Serie A: Milan w Lidze Europy. Dawid Kownacki uratował honor Sampdorii

Getty Images / Paolo Rattini / Na zdjęciu: Dawid Kownacki celebrujący wraz z Bartoszem Bereszyńskim
Getty Images / Paolo Rattini / Na zdjęciu: Dawid Kownacki celebrujący wraz z Bartoszem Bereszyńskim

AC Milan zapewnił sobie awans do Ligi Europy zwycięstwem 5:1 z ACF Fiorentina. Dawid Kownacki strzelił gola dla Sampdorii w przegranym 1:3 meczu ze SPAL-em.

Podobnie jak w poprzednim sezonie AC Milan doczłapał się do Ligi Europy. W decydującej fazie rozgrywek kluczowe było zdobycie przez Rossonerich punktu na stadionie Atalanty BC. Po tym spotkaniu podopiecznym Gennaro Gattuso pozostało potwierdził wyższość nad Nerazzurrimi i pokonać na własnym stadionie Fiorentinę. Pojedynek rozpoczął się dla Milanu źle, ponieważ stracił gola po strzale Giovanniego Simeone. Już przed przerwą odwrócił jednak wynik na 2:1 dzięki uderzeniom Hakana Calhanoglu oraz Patricka Cutrone. W drugiej połowie Rossoneri urządzili sobie festiwal i delektowali się rosnącym prowadzeniem. Ostatecznie zwyciężyli 5:1 i zaprezentują się ponownie w europejskich pucharach.

SPAL zagwarantował sobie utrzymanie dzięki przebudzeniu w rundzie wiosennej. Na jej zakończenie wygrał 3:1 z Sampdorią. Z powodu nadmiaru żółtych kartek nie mogli zagrać Thiago Cionek oraz Bartosz Salamon, więc defensywa beniaminka poradziła sobie pomimo osłabień. Nie zabrakło natomiast trzech Polaków w składzie Sampdorii. Dawid Kownacki nawet strzelił honorowego gola dla gości w 66. minucie. Napastnik zakończył sezon z pięcioma trafieniami i jedną asystą. Ponadto Kownacki zdobył trzy bramki w Pucharze Włoch.
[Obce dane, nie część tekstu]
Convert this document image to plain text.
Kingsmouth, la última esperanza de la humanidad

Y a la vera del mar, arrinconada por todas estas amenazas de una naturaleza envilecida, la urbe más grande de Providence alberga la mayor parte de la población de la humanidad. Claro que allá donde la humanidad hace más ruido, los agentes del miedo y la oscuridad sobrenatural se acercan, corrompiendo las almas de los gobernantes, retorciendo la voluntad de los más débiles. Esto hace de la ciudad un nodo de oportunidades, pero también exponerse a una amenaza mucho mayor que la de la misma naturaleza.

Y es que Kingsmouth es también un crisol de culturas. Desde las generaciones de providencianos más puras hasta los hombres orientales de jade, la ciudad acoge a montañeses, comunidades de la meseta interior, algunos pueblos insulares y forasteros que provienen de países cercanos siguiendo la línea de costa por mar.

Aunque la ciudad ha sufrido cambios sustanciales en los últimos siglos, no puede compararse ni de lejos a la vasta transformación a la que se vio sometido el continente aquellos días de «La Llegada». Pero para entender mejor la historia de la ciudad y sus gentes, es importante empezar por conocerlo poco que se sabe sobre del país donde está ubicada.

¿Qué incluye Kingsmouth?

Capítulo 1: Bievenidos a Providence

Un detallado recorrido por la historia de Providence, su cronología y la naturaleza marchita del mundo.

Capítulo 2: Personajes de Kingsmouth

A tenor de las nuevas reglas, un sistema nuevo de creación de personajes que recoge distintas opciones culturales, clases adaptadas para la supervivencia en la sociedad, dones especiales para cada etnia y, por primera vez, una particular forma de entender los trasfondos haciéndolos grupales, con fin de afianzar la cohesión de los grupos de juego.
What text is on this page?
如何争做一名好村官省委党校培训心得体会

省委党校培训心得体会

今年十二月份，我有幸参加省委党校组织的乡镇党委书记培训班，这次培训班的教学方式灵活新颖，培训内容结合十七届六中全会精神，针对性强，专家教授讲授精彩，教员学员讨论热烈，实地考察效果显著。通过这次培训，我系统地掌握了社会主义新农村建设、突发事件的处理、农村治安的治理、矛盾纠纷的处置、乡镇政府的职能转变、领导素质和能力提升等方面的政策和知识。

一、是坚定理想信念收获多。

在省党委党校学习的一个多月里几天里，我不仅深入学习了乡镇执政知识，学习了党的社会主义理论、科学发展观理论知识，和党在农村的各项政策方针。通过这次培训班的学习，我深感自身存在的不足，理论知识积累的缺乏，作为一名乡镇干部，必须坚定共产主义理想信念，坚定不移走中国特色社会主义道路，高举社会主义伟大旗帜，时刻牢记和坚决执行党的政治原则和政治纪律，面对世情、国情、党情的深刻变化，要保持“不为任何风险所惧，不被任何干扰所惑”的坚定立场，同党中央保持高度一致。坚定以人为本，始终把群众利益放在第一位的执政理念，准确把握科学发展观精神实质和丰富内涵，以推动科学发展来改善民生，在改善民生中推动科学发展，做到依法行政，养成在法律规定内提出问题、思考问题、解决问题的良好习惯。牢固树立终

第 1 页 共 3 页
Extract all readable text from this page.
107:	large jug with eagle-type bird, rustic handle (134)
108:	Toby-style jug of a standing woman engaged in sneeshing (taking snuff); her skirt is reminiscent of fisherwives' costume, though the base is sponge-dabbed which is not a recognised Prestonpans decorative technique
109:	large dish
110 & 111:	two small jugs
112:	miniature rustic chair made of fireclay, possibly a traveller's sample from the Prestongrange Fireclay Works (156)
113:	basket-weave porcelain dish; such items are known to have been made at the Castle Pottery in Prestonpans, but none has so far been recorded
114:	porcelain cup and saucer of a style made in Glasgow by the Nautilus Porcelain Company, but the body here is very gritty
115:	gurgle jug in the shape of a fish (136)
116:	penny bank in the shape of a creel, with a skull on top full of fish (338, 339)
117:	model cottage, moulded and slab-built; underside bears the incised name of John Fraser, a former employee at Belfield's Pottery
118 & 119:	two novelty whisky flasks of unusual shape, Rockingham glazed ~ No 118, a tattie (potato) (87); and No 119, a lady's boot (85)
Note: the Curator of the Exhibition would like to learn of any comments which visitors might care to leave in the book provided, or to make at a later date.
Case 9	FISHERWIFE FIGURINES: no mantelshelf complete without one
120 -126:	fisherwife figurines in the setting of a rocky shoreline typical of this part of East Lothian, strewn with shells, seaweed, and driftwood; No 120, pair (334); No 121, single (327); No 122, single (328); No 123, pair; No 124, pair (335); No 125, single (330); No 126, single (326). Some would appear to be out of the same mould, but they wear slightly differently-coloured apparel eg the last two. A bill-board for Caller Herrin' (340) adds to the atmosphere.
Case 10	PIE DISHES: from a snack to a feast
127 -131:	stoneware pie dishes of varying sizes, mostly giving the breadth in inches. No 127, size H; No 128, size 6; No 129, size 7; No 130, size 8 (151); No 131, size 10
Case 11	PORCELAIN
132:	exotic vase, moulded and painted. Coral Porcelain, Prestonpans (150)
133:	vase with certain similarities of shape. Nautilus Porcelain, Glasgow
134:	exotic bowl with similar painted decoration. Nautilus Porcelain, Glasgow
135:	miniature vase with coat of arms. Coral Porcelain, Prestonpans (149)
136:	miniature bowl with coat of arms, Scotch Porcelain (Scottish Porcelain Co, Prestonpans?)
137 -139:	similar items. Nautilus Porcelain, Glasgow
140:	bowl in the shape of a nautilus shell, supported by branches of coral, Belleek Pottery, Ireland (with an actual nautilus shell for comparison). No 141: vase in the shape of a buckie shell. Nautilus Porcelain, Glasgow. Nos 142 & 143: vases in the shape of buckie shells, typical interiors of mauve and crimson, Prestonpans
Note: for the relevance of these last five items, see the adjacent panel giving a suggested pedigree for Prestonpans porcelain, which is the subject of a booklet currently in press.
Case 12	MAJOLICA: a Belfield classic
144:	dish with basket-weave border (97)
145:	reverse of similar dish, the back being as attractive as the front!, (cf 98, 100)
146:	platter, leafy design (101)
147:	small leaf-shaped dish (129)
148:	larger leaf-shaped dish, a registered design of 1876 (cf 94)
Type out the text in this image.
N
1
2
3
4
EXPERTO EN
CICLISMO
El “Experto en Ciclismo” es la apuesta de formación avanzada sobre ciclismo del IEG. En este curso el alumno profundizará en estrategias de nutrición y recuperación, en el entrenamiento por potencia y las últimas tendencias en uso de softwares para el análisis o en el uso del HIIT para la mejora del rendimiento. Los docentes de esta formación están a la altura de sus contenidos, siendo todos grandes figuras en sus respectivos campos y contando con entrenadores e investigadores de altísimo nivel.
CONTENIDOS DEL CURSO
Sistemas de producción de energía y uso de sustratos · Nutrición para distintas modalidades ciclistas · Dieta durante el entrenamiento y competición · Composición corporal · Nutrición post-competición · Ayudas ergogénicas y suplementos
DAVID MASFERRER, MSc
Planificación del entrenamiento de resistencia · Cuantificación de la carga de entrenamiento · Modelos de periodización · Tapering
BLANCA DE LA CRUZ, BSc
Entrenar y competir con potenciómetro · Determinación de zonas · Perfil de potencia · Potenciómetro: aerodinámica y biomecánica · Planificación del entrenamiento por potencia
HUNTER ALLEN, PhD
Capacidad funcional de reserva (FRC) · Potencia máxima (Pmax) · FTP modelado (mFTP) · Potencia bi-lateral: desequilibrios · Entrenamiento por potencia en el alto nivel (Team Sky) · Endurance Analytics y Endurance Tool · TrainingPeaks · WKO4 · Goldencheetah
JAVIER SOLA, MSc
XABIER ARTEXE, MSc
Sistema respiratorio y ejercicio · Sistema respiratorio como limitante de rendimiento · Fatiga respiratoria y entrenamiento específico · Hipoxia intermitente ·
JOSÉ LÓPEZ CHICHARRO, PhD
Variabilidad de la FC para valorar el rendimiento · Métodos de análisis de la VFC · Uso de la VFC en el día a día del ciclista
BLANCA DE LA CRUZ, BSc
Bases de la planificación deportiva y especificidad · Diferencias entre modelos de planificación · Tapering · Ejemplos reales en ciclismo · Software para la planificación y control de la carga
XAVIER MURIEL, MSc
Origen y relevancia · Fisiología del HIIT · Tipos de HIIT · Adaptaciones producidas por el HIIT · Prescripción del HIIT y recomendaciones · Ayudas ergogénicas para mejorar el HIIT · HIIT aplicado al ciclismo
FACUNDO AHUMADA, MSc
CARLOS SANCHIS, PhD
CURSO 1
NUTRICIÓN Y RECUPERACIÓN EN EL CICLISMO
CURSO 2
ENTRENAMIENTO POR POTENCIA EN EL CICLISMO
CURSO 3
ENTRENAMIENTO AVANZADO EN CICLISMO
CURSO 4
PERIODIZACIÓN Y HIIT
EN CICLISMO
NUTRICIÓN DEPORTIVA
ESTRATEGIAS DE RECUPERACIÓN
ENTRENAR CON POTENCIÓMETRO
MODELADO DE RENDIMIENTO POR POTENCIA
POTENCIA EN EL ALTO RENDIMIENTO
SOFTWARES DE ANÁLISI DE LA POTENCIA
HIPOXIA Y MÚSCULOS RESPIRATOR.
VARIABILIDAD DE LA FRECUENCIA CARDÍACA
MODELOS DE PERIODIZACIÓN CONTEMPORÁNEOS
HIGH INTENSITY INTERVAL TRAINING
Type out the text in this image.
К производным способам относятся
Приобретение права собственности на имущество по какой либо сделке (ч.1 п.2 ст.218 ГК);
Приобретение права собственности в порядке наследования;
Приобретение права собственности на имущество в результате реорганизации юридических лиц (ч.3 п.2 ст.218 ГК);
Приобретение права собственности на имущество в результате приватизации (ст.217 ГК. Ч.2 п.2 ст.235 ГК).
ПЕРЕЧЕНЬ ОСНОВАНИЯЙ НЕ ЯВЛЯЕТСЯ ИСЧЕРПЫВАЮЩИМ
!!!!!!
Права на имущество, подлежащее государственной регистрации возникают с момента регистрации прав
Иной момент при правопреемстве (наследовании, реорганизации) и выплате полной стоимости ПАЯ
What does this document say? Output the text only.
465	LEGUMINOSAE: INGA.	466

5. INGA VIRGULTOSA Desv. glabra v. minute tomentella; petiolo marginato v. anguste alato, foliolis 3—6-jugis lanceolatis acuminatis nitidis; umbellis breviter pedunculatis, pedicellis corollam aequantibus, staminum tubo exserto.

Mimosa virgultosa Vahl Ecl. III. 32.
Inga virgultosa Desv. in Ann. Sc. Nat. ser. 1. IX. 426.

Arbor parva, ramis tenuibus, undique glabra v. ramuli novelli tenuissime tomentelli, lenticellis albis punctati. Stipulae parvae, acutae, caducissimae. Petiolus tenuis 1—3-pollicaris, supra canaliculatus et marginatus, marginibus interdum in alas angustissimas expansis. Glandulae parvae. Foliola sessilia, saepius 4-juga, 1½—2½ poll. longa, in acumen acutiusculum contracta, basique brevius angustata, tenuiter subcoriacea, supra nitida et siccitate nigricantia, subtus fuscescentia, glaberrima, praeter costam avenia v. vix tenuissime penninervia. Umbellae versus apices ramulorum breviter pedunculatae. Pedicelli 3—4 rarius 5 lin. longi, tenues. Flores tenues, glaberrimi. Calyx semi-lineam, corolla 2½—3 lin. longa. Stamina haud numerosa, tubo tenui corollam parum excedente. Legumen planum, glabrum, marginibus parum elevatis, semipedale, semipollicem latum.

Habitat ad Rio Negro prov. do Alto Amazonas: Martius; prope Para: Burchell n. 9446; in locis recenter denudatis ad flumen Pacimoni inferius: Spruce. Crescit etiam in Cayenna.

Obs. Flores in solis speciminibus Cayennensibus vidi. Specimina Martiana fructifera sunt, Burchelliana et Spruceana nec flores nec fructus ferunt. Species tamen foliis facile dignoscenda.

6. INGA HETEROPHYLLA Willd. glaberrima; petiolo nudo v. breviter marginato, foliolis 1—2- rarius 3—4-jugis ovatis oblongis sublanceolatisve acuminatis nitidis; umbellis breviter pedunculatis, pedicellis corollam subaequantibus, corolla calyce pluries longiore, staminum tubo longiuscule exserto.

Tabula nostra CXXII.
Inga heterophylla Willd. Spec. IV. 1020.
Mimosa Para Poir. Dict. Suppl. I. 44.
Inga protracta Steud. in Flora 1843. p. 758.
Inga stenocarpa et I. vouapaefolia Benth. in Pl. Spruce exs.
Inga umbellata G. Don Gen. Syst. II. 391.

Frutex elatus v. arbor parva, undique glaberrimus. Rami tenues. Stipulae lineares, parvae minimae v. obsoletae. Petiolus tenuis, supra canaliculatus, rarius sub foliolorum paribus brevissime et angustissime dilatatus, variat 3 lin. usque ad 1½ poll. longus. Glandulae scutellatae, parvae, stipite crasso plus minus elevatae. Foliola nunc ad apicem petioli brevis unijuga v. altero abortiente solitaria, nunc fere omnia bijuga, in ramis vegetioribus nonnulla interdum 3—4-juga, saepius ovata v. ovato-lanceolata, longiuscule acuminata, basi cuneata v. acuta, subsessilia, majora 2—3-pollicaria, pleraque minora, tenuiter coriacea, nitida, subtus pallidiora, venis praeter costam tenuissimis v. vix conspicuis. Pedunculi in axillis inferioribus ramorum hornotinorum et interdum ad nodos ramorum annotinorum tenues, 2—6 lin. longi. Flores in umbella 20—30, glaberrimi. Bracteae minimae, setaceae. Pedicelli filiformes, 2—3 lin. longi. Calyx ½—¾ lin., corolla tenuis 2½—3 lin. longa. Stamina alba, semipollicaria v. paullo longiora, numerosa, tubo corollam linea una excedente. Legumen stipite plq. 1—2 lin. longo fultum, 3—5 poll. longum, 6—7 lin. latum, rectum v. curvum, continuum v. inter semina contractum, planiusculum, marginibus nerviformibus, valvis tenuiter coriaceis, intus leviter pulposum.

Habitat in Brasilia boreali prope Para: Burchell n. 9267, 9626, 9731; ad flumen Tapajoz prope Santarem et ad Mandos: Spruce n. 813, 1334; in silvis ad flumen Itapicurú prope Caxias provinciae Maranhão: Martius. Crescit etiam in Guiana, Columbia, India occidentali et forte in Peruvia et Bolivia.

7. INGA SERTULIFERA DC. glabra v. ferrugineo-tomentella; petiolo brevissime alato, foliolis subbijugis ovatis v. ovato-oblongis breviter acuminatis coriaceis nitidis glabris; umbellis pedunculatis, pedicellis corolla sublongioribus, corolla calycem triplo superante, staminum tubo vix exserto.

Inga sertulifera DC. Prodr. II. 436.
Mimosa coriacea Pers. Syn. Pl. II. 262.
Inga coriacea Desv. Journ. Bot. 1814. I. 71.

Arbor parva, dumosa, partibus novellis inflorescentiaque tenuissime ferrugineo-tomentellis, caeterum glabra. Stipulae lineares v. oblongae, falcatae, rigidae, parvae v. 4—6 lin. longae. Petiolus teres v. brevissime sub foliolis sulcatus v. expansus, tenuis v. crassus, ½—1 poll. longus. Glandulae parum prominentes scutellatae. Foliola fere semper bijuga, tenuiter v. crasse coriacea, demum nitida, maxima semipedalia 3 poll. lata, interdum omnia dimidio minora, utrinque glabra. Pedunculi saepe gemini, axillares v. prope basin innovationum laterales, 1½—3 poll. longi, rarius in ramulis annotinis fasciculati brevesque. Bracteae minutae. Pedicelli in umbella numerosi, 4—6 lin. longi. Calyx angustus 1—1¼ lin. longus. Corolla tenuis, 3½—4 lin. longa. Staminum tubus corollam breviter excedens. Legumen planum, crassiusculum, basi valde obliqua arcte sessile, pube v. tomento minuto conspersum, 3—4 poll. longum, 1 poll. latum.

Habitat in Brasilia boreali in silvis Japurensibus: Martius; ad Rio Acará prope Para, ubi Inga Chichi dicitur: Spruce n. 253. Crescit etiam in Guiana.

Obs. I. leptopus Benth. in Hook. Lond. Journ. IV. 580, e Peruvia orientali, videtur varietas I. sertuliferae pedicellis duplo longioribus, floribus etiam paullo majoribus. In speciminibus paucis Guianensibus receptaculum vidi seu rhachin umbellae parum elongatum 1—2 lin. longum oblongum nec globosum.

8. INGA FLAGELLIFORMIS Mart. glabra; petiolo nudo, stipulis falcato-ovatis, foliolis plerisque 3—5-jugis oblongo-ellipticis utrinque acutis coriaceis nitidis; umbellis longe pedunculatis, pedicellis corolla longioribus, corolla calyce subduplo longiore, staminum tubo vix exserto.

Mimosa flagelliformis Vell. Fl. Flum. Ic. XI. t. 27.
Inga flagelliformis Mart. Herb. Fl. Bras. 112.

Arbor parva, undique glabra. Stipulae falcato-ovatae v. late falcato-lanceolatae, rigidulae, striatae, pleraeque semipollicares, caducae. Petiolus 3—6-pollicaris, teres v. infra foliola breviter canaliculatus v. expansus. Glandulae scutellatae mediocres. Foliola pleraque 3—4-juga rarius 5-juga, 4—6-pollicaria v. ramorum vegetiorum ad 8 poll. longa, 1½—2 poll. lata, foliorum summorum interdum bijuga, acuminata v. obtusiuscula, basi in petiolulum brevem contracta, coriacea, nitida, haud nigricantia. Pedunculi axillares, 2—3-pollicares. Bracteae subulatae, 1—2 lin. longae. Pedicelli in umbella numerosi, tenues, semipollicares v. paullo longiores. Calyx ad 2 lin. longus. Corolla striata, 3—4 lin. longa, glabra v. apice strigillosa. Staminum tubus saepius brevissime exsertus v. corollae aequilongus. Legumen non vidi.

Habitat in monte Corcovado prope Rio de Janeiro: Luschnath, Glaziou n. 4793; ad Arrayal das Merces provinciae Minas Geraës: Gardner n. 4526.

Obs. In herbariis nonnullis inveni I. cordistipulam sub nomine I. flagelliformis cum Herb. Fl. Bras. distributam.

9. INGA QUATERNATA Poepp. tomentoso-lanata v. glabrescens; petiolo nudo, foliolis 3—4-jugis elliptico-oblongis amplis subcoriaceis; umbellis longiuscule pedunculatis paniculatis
Miano najskuteczniejszego Polaka w Serie A stracił Mariusz Stępiński, który również strzelił pięć goli. Jego Chievo Werona identycznie jak SPAL jest od niedzieli pewne utrzymania. W ostatnim meczu sezonu podopieczni Rolando Marana pokonali 1:0 Benevento Calcio. Stępiński był w tym meczu zmiennikiem, natomiast Paweł Jaroszyński nie grał.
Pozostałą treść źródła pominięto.